Sous la direction de Jourdan Hammond, aux côtés d’Ashley Viola et Céline Hellin, le projet a été pensé comme un sanctuaire : un lieu pour ralentir, contempler et se reconnecter à la nature. Ici, chaque pièce dialogue avec l’extérieur. Une baie vitrée cadre un horizon comme un tableau vivant ; la texture d’un mur répond à la rugosité de la roche ; la lumière, changeante, sculpte les volumes au fil des heures. À l’aube, les tons se réchauffent ; à midi, ils deviennent graphiques et austères ; au crépuscule, ils s’embrasent d’orangés profonds. La palette intérieure accompagne ces métamorphoses, dominée par des neutres chaleureux, ponctués de rouille, d’olive et de noir.

Fidèle au modernisme du désert, l’architecture affirme ses toits plats, ses murs épais en stuc et ses lignes franches. À l’intérieur, les matériaux ont été choisis pour leur tactilité et leur pérennité. Les enduits à la chaux diffusent une lueur douce ; de larges planches de bois belge ancrent les sols dans une tonalité sombre qui fait écho au basalte environnant. Dans le salon, une cheminée en acier laminé à froid s’élève du sol au plafond, en résonance avec un escalier façonné dans le même matériau par un artisan local.

© Photo: Thibault Debaene / AD Magazine

Les îlots en pierre, les comptoirs polis et les menuiseries sculpturales semblent moins construits qu’extraits du sol, comme des formations géologiques façonnées par le temps. Les chambres, enveloppées de microciment, évoquent des grottes contemporaines propices au silence et à la méditation. Ici, le luxe se murmure : l’artisanat remplace l’ornement, et la nature devient l’œuvre maîtresse.

Le mobilier sur mesure imaginé par l’agence prolonge cette harmonie. Canapé aux proportions généreuses, tables basses en bois brûlé dessinées par Céline Hellin, tabourets monolithiques dans la cuisine, lits intégrant tables de chevet et bureaux en bois sculpté : chaque pièce s’inscrit dans une gamme de gris chauds en dialogue avec le paysage. Ces créations côtoient des icônes modernistes et contemporaines choisies avec précision : chaises vintage de Tobia Scarpa dans le coin petit-déjeuner, fauteuils Utrecht en charbon de bois de Gerrit Rietveld pour Cassina près de la cheminée, table à manger en microciment en forme de roche signée Armand & Francine, associée à un lustre d’Apparatus Studio.

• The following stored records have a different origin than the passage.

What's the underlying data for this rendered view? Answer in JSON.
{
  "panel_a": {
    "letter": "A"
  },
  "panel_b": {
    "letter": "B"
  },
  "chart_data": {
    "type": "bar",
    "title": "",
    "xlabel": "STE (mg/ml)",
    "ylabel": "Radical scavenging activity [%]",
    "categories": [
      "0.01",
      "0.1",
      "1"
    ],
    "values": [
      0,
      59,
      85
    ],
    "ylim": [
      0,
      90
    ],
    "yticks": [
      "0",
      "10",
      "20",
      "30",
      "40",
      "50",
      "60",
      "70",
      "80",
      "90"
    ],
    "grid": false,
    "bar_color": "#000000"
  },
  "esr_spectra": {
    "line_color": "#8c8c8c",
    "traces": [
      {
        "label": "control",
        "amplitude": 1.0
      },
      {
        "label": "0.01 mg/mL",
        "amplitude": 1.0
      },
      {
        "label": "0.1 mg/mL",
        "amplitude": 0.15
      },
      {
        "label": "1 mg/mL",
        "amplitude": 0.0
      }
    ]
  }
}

Le désert n’a jamais cessé d’être la matrice du projet. À chaque visite, l’équipe photographiait cactus, plantes arides et formations rocheuses afin d’élaborer une palette directement inspirée du site. Des pierres ont été prélevées pour trouver la nuance exacte du stuc extérieur, afin que la maison semble véritablement émerger du champ de lave. Même les touches finales rendent hommage à cet environnement : branches et herbes séchées, patiemment collectées lors de randonnées parfois acrobatiques, ou trésors glanés parmi les rebuts d’une équipe de paysagistes, clin d’œil délicat à l’idée que les déchets des uns deviennent les joyaux des autres.

© Photo: Thibault Debaene / AD Magazine

Malgré cette attention extrême aux détails, l’ensemble donne une impression d’évidence. Dès le premier voyage, la vision s’est imposée avec une clarté instinctive. Esquissé dans l’avion du retour, le concept n’a pratiquement pas évolué. Plus qu’une invention, Rock House ressemble à une révélation, comme si elle avait toujours été là, tapie dans la lave noire, attendant simplement d’être révélée.